In case after case, university faculty and staff who report waste, abuse or fraud run into a dizzying fusillade of negative evaluations, countercharges, demotions, investigations, hearings and rulings, all overseen by administrators who stand to gain by having the original charges and the whistleblower disappear. Many of these cases have ended up in Superior Court, costing taxpayers more than $1 million to defend administrations against charges that, in several cases, began with employees exposing misuse of taxpayers' dollars.

At the heart of the problem, many believe, are Arizona's weak public employee whistleblower protection laws. In the last eight years, under the present laws, only two of 57 public employees who have claimed retaliation for reporting waste, fraud or abuse have prevailed in their cases before the state personnel board. That's 3.5 percent.

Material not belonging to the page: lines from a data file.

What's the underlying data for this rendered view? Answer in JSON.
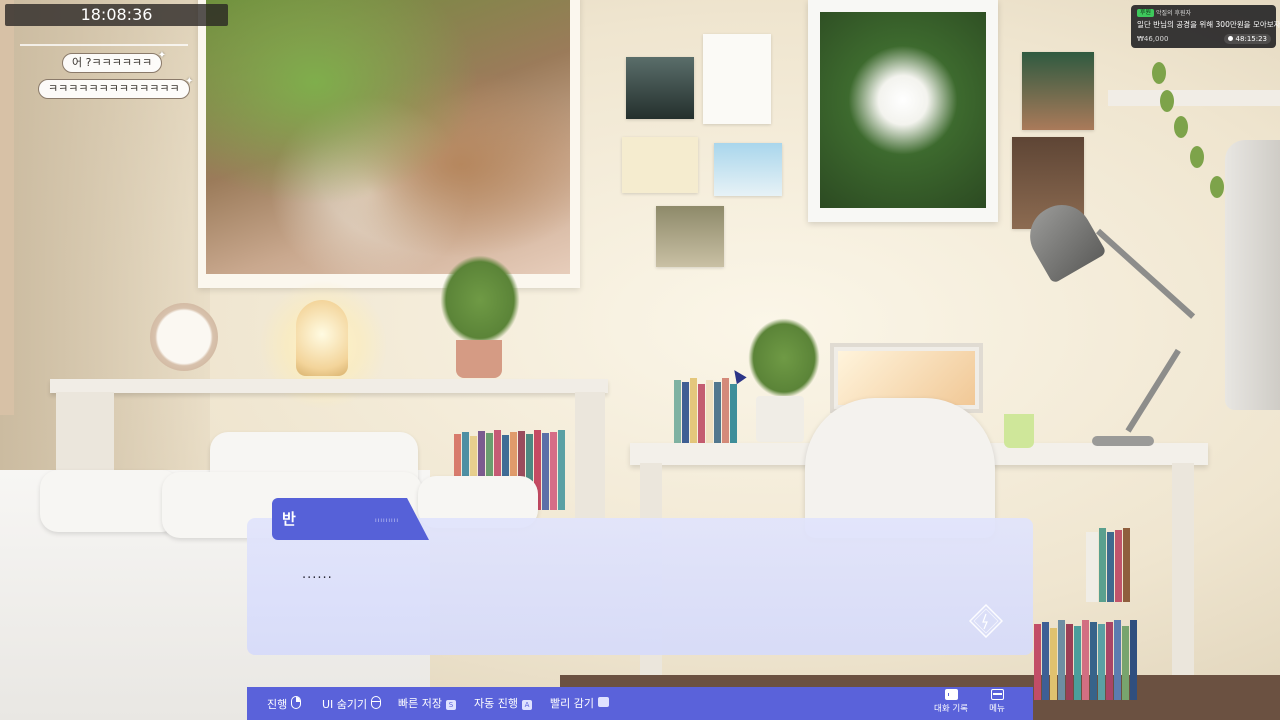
{
  "hud": {
    "clock_time": "18:08:36"
  },
  "chat": {
    "messages": [
      {
        "text": "어 ?ㅋㅋㅋㅋㅋㅋ"
      },
      {
        "text": "ㅋㅋㅋㅋㅋㅋㅋㅋㅋㅋㅋㅋㅋ"
      }
    ]
  },
  "donation": {
    "tag": "후원",
    "sender": "악질의 후원자",
    "message": "일단 반님의 공경을 위해 300만원을 모아보자",
    "amount": "₩46,000",
    "timer": "48:15:23"
  },
  "dialog": {
    "speaker": "반",
    "speaker_sub": "ııııııııı",
    "line": "......"
  },
  "menu": {
    "items": [
      {
        "label": "진행",
        "key": "mouse-click"
      },
      {
        "label": "UI 숨기기",
        "key": "mouse-wheel"
      },
      {
        "label": "빠른 저장",
        "key": "S"
      },
      {
        "label": "자동 진행",
        "key": "A"
      },
      {
        "label": "빨리 감기",
        "key": "Ctrl"
      }
    ],
    "log_label": "대화 기록",
    "menu_label": "메뉴"
  },
  "colors": {
    "accent": "#5a62da",
    "name_tag": "#5661d8",
    "dialog_bg": "#dfe2fb"
  },
  "icons": {
    "advance": "diamond-arrow-icon",
    "log": "chat-bubble-icon",
    "menu": "window-icon"
  }
}
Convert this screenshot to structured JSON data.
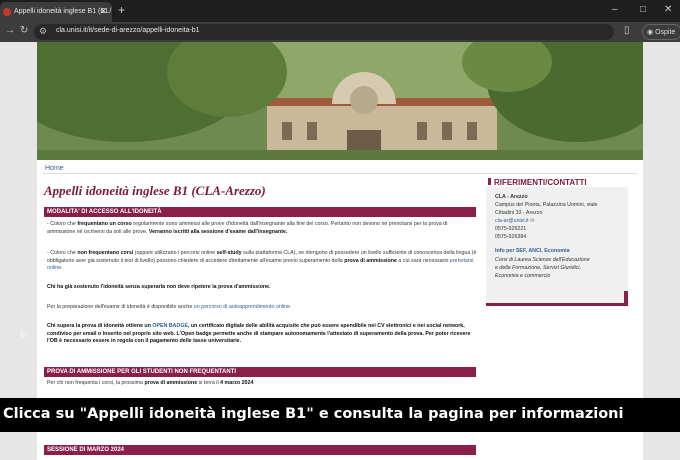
{
  "browser": {
    "tab_title": "Appelli idoneità inglese B1 (CL/",
    "url": "cla.unisi.it/it/sede-di-arezzo/appelli-idoneita-b1",
    "profile_label": "Ospite"
  },
  "page": {
    "breadcrumb": "Home",
    "title": "Appelli idoneità inglese B1 (CLA-Arezzo)",
    "section1_heading": "MODALITA' DI ACCESSO ALL'IDONEITÀ",
    "p1_pre": "- Coloro che ",
    "p1_b1": "frequentano un corso",
    "p1_mid": " regolarmente sono ammessi alle prove d'idoneità dall'insegnante alla fine del corso. Pertanto non devono né prenotarsi per la prova di ammissione né iscriversi da soli alle prove. ",
    "p1_b2": "Verranno iscritti alla sessione d'esame dall'insegnante.",
    "p2_pre": "- Coloro che ",
    "p2_b1": "non frequentano corsi",
    "p2_mid": " (oppure utilizzano i percorsi online ",
    "p2_b2": "self-study",
    "p2_mid2": " sulla piattaforma CLA), se ritengono di possedere un livello sufficiente di conoscenza della lingua (è obbligatorio aver già sostenuto il test di livello) possono chiedere di accedere direttamente all'esame previo superamento della ",
    "p2_b3": "prova di ammissione",
    "p2_end": " a cui sarà necessario ",
    "p2_link": "prenotarsi online",
    "p2_dot": ".",
    "p3": "Chi ha già sostenuto l'idoneità senza superarla non deve ripetere la prova d'ammissione.",
    "p4_pre": "Per la preparazione dell'esame di idoneità è disponibile anche ",
    "p4_link": "un percorso di autoapprendimento online",
    "p4_end": ".",
    "p5_pre": "Chi supera la prova di idoneità ottiene un ",
    "p5_link": "OPEN BADGE",
    "p5_rest": ", un certificato digitale delle abilità acquisite che può essere spendibile nei CV elettronici e nei social network, condiviso per email o inserito nel proprio sito web. L'Open badge permette anche di stampare autonomamente l'attestato di superamento della prova. Per poter ricevere l'OB è necessario essere in regola con il pagamento delle tasse universitarie.",
    "section2_heading": "PROVA DI AMMISSIONE PER GLI STUDENTI NON FREQUENTANTI",
    "p6_pre": "Per chi non frequenta i corsi, la prossima ",
    "p6_b1": "prova di ammissione",
    "p6_mid": " si terrà il ",
    "p6_b2": "4 marzo 2024",
    "section3_heading": "SESSIONE DI MARZO 2024"
  },
  "sidebar": {
    "heading": "RIFERIMENTI/CONTATTI",
    "name": "CLA - Arezzo",
    "addr1": "Campus del Pionta, Palazzina Uomini, viale",
    "addr2": "Cittadini 33 - Arezzo",
    "email": "cla-ar@unisi.it",
    "phone1": "0575-926221",
    "phone2": "0575-926384",
    "info_title": "Info per SEF, ANCI, Economia",
    "info1": "Corsi di Laurea Scienze dell'Educazione",
    "info2": "e della Formazione, Servizi Giuridici,",
    "info3": "Economia e commercio"
  },
  "caption": "Clicca su \"Appelli idoneità inglese B1\" e consulta la pagina per informazioni",
  "colors": {
    "accent": "#8a1f4b",
    "title": "#7a1940",
    "link": "#2f5d93"
  }
}
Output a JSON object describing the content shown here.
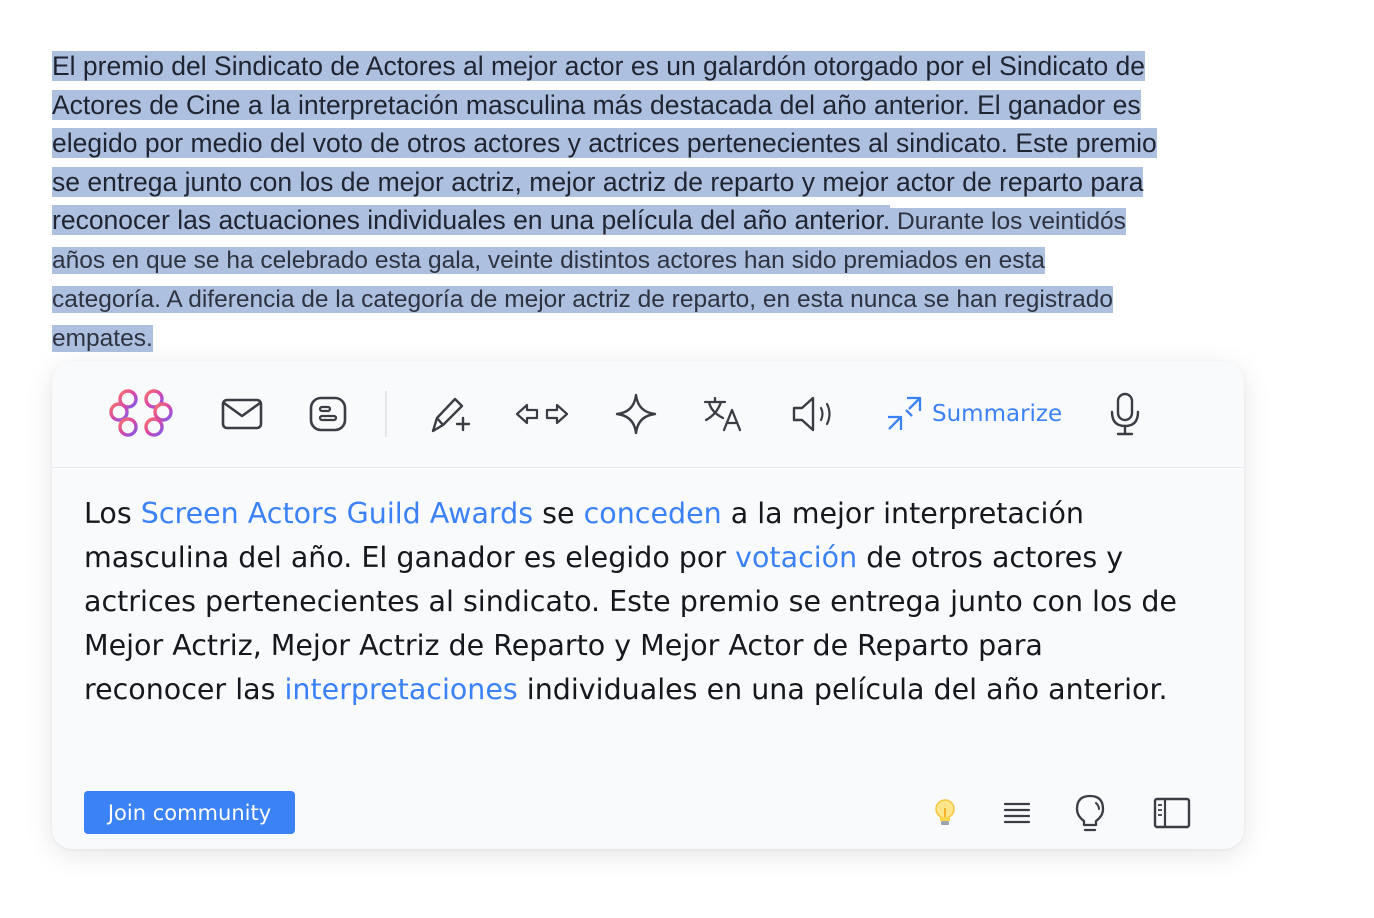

Under the federal whistleblower protections, about 25 percent of whistleblowers win their cases.

Still weaker, many argue, are whistleblower protections in Arizona's university system. And it is through the copious loopholes in the university policies, reformers say, that vindictive administrators have been given carte blanche to retaliate against those who report abuses of power.

"Arizona's laws, especially at the universities, are a Trojan horse," says Tom Devine, who, as legal director of the Washington-based Government Accountability Project, was the primary author of the federal Whistleblower Protection Act of 1989. "Employees expose themselves to retaliation on the mistaken idea that they'll be protected. Instead, they find themselves committing professional suicide."

Alarmed by the number of well-documented cases of retaliation in Arizona, particularly in the universities, Devine accepted an invitation to come to Arizona last year to help lawmakers craft the Arizona Whistleblower Protection Act in the mold of the federal Whistleblower Protection Act. In March, that legislation, SB1512, fell a few votes short in the Arizona Senate after what bill proponents described as an 11th-hour misinformation campaign by state and university administrators and the attorney general's office.

Whispered into lawmakers' ears, for instance, was an inaccurate warning that anyone, even a legislator, could be sued personally for millions for failing to act on casual pleas from even the most crackpot of whistleblowers.